Zombies! By Paul Kane

I would like to thank the author for an advance copy of this collection in exchange for a fair and honest review

Publisher – Grinning Skull Press

Published – Out Now

Price – £12.73 paperback £4.01 Kindle eBook

A group of teenage friends think it's a good idea to hang around in a graveyard, while a young thief gets more than he bargained for when he breaks into a local property. We’re given a first-hand account of struggles in the aftermath of a post-apocalyptic event and the reminiscences of a musician with a very unusual talent. A woman wakes with no memory of who or where she is… and also no pulse, then we’re flung through space to a planet where a grave discovery is made—one which has deadly repercussions… Ladies and gentlemen, these are the Zombies! a collection of stories by award-winning and #1 bestselling author Paul Kane (Hooded Man, Sherlock Holmes and the Servants of Hell, Before, Arcana, The Storm), including a brand new short novel, one of his popular Dalton Quayle novelettes, and a steampunk poem. With an introduction by award-winning and bestselling author Brian Keene (The Rising, City of the Dead) and cover art by Dominic Harman (The Hellbound Heart, Cabal), this is one book that simply refuses to lay down and die!

Ah Zombies always a modern classic and having had a renaissance may not be our monster of choice now but a bit like themselves that probably not going to stop them for long.

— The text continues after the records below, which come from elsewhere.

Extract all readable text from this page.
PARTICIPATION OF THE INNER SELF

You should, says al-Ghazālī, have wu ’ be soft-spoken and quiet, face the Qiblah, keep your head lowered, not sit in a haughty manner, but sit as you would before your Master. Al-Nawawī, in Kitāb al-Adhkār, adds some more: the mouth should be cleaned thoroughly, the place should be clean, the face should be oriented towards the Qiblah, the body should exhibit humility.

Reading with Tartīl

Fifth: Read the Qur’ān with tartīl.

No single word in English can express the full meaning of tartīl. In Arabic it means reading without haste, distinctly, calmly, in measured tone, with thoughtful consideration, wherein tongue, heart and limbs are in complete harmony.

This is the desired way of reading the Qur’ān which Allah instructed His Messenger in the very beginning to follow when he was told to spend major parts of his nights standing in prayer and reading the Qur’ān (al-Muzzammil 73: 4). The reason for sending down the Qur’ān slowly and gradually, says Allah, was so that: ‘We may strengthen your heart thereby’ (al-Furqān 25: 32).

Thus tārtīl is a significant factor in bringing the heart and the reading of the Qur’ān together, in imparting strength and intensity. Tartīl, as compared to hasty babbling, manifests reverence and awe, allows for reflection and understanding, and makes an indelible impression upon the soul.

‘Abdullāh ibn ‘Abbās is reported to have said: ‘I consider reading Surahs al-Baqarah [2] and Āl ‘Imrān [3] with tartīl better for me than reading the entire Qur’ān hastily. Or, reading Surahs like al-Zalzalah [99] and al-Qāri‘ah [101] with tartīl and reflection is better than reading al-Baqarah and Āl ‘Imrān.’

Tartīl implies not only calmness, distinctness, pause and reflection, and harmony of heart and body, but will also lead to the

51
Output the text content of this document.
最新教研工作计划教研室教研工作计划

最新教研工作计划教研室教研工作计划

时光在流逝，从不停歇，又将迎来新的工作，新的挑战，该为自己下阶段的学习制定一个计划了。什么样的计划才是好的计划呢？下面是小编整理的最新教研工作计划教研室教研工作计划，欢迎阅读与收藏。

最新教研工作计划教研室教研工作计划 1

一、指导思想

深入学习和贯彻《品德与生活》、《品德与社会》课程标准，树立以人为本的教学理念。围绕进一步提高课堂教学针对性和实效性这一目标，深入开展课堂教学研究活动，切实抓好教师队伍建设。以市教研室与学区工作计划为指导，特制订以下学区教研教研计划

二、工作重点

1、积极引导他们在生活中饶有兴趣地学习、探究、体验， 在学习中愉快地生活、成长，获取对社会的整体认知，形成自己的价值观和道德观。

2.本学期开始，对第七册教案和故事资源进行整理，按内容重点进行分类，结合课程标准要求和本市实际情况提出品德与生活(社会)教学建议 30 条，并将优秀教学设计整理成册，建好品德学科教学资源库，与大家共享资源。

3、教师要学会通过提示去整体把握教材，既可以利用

There is something modern life recognises in the zombie – the loss of identity, the monotonous routine we all follow and how crowds of people can be something alien and inhuman when acting as the mob that I suspect means we will eventually gfind new stories for them. Into which Paul Kane has now published a fine and varied collection of zombie fiction to entertain and scare us worth a look if you enjoy these biters!

Among this collection I enjoyed: -

He Is Legend – why yes that title is indeed a sign of the story that it homages. But Kane imbues this with a British sensibility as zombies attack the UK and one man finds himself alone in a city trying to find a way out of this. Kane though creates pathos as our narrator diarises how he lost his wife and child in the attack. There is a sense of a ticking clock as he thinks he may find a cure, but the zombies may have other ideas. Very entertaining and grows unexpectedly sombre towards the end.

Dig (This) – a very fine and startling tale as three teenagers who love to visit a graveyard decide the most logical thing to do would be to dig up a corpse. Kane makes you see the teenagers as people first before subtly dropping the other shoe and the story gets more macabre and nastier as things go very very horribly wrong. Neatly explained too!

Dalton Quayle and the Teatime of the Evil Resident Living Dead aka The Voodoo Hullabaloo – Why, yes that title does suggest this tale has tongue in cheek and it’s a faux Victorian supernatural adventure filled with pun and characters not understanding one another. It is very very funny and well worth a read!

Pay and The Piper – This story feels suspicious as a Piper who looks familiar deals with an undead menace. He tells his story and things become a lot clearer. Deliciously dark

Planet of the Dead – This is a SF novella of a doomed space mission going to an alien planet that looks dead. While a plotline we all know means doom what I enjoyed is how Kane here delivers character; you care about the people in danger and had a unique explanation for what is going on. Throw in escapes, tension and fights to the death there is very little to complain about. Fun will be had.

The Face of Death – a ghoulish doctor enters a morgue for his secret experiment. The strange start heralds some dark revelations; and we get to understand but not warm to our main character as we discover what he has done and why. A fine supernatural coda to the collection.

This is a very entertaining and impressively varied selection of zombie tales that demonstrate Kane’s versatility and knowledge of the genre. It is never repetitive and yet clearly in love with he subject matter. Well worth a look!